Strings in C++ standard library do suck (and C++ is my favorite language).

As for UTF-16, well, I don't know that UTF-8 is a whole lot more intuitive:

> And for UTF-8 data, you have the same issues discussed before: Multibyte characters will not be converted properly, and it breaks for case mappings that alter string lengths.

recursive · 2024-10-08T18:25:50 1728411950

UTF-16 has all the complexity of UTF-8 plus surrogate pairs.

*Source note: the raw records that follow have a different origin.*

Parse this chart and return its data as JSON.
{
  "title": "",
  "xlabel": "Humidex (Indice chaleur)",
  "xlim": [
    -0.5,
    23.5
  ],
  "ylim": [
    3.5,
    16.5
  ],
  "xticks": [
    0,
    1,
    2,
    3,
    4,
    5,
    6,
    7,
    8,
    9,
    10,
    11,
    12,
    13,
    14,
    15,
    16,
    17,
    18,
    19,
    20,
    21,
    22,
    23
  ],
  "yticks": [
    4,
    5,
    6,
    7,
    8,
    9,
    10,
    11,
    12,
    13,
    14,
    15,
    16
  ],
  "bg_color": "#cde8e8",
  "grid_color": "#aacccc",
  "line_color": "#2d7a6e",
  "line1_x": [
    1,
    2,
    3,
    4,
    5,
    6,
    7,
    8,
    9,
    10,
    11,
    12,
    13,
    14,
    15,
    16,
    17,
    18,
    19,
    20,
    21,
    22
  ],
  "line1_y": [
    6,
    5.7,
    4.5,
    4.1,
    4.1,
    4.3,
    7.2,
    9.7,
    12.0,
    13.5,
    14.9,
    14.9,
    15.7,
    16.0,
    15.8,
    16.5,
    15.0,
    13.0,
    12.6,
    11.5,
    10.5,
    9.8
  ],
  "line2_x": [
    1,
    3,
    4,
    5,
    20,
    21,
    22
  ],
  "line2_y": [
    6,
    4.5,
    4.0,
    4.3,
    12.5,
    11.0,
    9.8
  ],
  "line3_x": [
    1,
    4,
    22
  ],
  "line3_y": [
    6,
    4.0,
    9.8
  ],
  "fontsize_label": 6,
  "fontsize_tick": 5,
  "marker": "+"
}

zahlman · 2024-10-08T19:01:40 1728414100

Surrogate pairs aren't more complex than UTF-8's scheme for determining the number of bytes used to represent a code point. (Arguably the logic is slightly simpler.) But the important point is that UTF-16 pretends to be a constant-length encoding while actually having the surrogate-pair loophole - that's because it's a hack on top of UCS-2 (which originally worked well enough for Microsoft to get married to; but then the BMP turned out not to be enough code points). UTF-8 is clearly designed from scratch to be a multi-byte encoding (and, while the standard now makes the corresponding sequences illegal, the scheme was designed to be able to support much higher code points - up to 2^42 if we extend the logic all the way; hypothetical 6-byte sequences starting with values FC or FD would neatly map up to 2^31).